KOLOM: Ada Apa dengan Barcelona?

Barcelona tampak aneh belakangan ini baik dalam hal permainan maupun kebijakan transfer.

oleh Liputan6.com diperbarui 08 Sep 2017, 08:00 WIB
Diterbitkan 08 Sep 2017, 08:00 WIB
 Kolom Bola Asep Ginanjar
Kolom Bola Asep Ginanjar (Liputan6.com/Abdillah)

Liputan6.com, Barcelona - Ada sebuah fakta menarik yang tersisa dari El Clasico antara Barcelona vs Real Madrid  beberapa waktu lalu. Pada laga kedua yang berlangsung di Santiago Bernabeu, Real Madrid bukan hanya menang 2-0,  melainkan juga unggul dalam penguasaan bola. Sungguh janggal karena dalam 31 edisi El Clasico terakhir, termasuk pada laga pertama Piala Super Spanyol tiga hari sebelumnya, Barcelona selalu digdaya dalam hal yang satu ini.

Fakta itu memang kecil saja sehingga mungkin dengan mudah dilupakan dan terlupakan. Namun, bagi mereka yang jeli, ini adalah fakta penting. Fakta tentang pergeseran identitas Barcelona, terutama dalam persaingan dengan Madrid, sang seteru utama.

Memang belum terlihat begitu nyata, tapi perubahan identitas itu mulai terasa. Saat ini, Barcelona seperti kakek-kakek pikun yang cerewet minta ampun. Tengok saja Presiden Josep Maria Bartomeu yang tak henti berbicara soal Neymar dan Paris Saint-Germain. Dia seolah tak pernah rela bintang Brasil itu hengkang dari Camp Nou.

Kehilangan Neymar memang sangat besar artinya bagi Barcelona.

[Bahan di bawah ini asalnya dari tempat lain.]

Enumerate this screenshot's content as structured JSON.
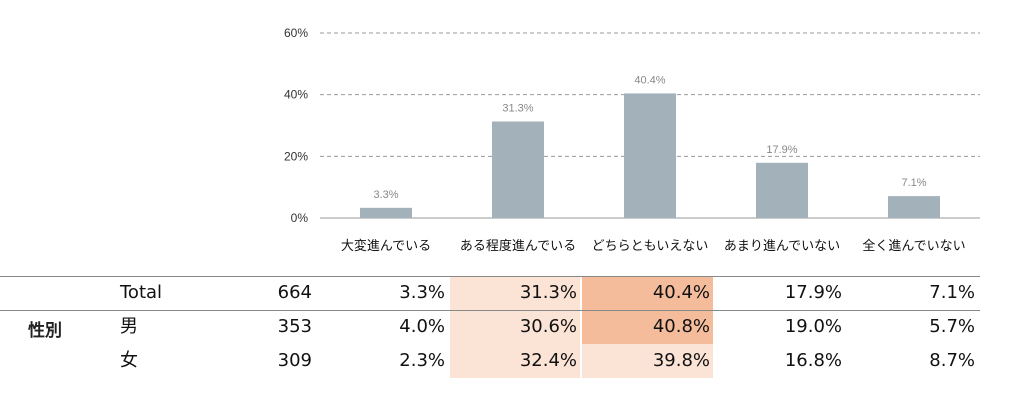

Namun, kepergiannya bukan semata karena keinginan sang pemain dan kuasa uang PSG. Itu juga karena Barcelona sendiri. Lagi pula, proses transfer tak melanggar aturan yang berlaku. Maka tak heran bila Neymar menyebut Bartomeu sebagai lelucon.

Ini bukan kali pertama Barcelona ditinggal pemain bintang. Ronaldo, Ronaldinho, dan Luis Figo pernah meninggalkan Camp Nou saat masih dalam performa apik. Namun, tak satu pun yang begitu diratapi oleh manajemen El Barca seperti Neymar saat ini.

Dalam kasus kepergian Neymar, Barcelona dan Bartomeu seolah ingin cuci tangan. Mereka, terutama sang presiden klub, tak henti memosisikan sang pemain dan PSG sebagai pihak yang bersalah dan patut dipersalahkan. Padahal, semakin rajin mereka membangun opini itu, semakin besar kecurigaan terhadap mereka. Ada apa sebenarnya dengan Barcelona?

Presiden Barcelona, Josep Maria Bartomeu, mengumumkan pelatih baru La Blaugrana di Barcelona, Selasa (29/5/2017). Ernesto Valverde ditunjuk sebagai pelatih Barcelona menggantikan Luis Enrique. (EPA/Alejandro Garcia)

Ya, ada apa dengan Barcelona? Apa sebenarnya yang membuat Neymar tak lagi betah di Camp Nou? Ini pertanyaan mendasar. Apalagi ketika Lionel Messi tak segera membubuhkan tanda tangan di kontrak yang disodorkan Barcelona kepadanya. Juga ketika ada rumor Andres Iniesta akan merapat ke Juventus saat kontraknya usai pada Juni tahun depan.

Berputar Haluan

Manchester City merekrut pemain jebolan akademi La Masia, Eric Garcia
Pemain jebolan akademi La Masia, Eric Garcia (kanan) akhirnya diboyong Manchester City (Twitter)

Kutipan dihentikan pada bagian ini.